E, pela primeira vez em muito tempo, Narciso olhou para o diabo, que era só uma sombra entre muitas que tinha ali, não parecia perigosa e nem mesmo assustadora, parecia confusa e perdida. Talvez até fosse frágil.

— Como já falei anteriormente, se o diabo existe, automaticamente Deus existe. Isso é lógica pura e simples. Mas de você eu ainda sou ateu. Você é o diabo, mas quem é você? — Ele disse, percebeu que talvez estivesse sendo petulante demais, e arrogante, mas não conseguiu evitar — Eu não te conheço. Não sei da tua história. Não sei de onde você veio e nem para onde vai.

Silêncio. O diabo nada respondeu. Mas escutava Narciso com atenção.

— Sua história nunca foi contada, nem mesmo na Bíblia. A Bíblia sagrada cristã apenas diz que você é o inimigo de Deus. Você aparece pouco e quando aparece é para atrapalhar a vida de gente inocente. Mas de modo medíocre, nunca consegue de fato atingir seu propósito. De você eu ainda sou ateu e faço questão de continuar sendo.

O diabo não respondeu e novamente o silêncio se fez presente. Depois de alguns minutos ele se quebrou.

— Posso contar-lhe minha história, se assim quiser.

— Não vai dar tempo. A noite já caiu. E Sinceramente, mal posso vê-lo.

Como se não tivesse ouvido, o diabo começou a contar sua prosa.

— Eu era o mais belo entre meus irmãos. Era forte e tinha muito poder. Quando completei 17 anos-luz, ganhei de meu pai um belo par de asas exuberantes. Capazes de me fazer voar por todo o multiverso em poucos segundos-luz, e eu voava livremente e feliz pela realidade como se conhece; conheci inúmeras dimensões paralelas a essa aqui, conheci filhos e filhas de Deus. Todos ficavam encantados com minha beleza. E eu os seduzia ingenuamente. Houve uma época que eu era ingênuo, dá pra acreditar?

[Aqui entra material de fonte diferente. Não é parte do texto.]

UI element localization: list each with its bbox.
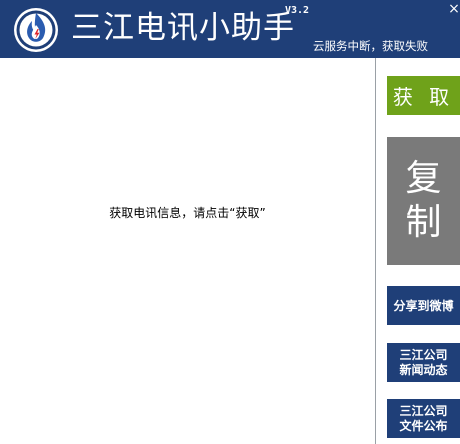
company-docs-label-line2: 文件公布: [399, 418, 448, 433]
company-docs-button[interactable]: 三江公司 文件公布: [387, 399, 460, 438]
copy-button-label-line1: 复: [405, 158, 442, 199]
company-news-label-line1: 三江公司: [399, 347, 448, 362]
company-news-label-line2: 新闻动态: [399, 362, 448, 377]
copy-button[interactable]: 复 制: [387, 137, 460, 265]
company-docs-label-line1: 三江公司: [399, 403, 448, 418]
version-label: V3.2: [285, 5, 310, 16]
app-title: 三江电讯小助手: [71, 10, 295, 46]
copy-button-label-line2: 制: [405, 202, 442, 243]
status-message: 云服务中断，获取失败: [313, 39, 428, 53]
company-news-button[interactable]: 三江公司 新闻动态: [387, 343, 460, 382]
share-weibo-button[interactable]: 分享到微博: [387, 286, 460, 325]
info-message: 获取电讯信息，请点击“获取”: [109, 206, 266, 220]
flame-emblem-icon: [14, 8, 58, 52]
title-bar: 三江电讯小助手 V3.2 × 云服务中断，获取失败: [0, 0, 460, 58]
panel-divider: [375, 58, 376, 444]
fetch-button[interactable]: 获 取: [387, 76, 460, 115]
info-panel: 获取电讯信息，请点击“获取”: [0, 58, 375, 444]
close-icon[interactable]: ×: [448, 2, 460, 16]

Narciso de fato interessou-se pela história que agora estava sendo contada, mas isso durou pouco, agora já era noite, a sombra do diabo havia desaparecido com o resquício de luz do entardecer que já não se fazia presente. O homem-sombra desapareceu quase que por completo, sua voz foi se esvaindo aos poucos até quase desaparecer. E de fato desapareceu. Foi como um passe de mágica, em segundos o diabo que estava a sua frente já não estava mais, a voz de trovão, que parecia duplicada, fina e grossa ao mesmo tempo, virou um silêncio inquietante e nada mais se podia ouvir.


Narciso percebeu que estava só. Sozinho, e agora apenas a noite lhe fazia companhia. Nem durante o dia, nem durante a noite, foi o que disse o diabo. E Narciso sentiu-se de certa forma privilegiado por não ser semelhante a semelhante criatura, pois ele existiria enquanto tivesse vida, existiria mesmo durante a escuridão da noite,  e mesmo durante o mormaço escaldante do dia. E foi com esse pensamento que foi dormir naquele dia, o pensamento que o fez sentir-se mais vivo do que nunca — Penso, penso, e penso muito — ele falou para si próprio — Penso, logo existo.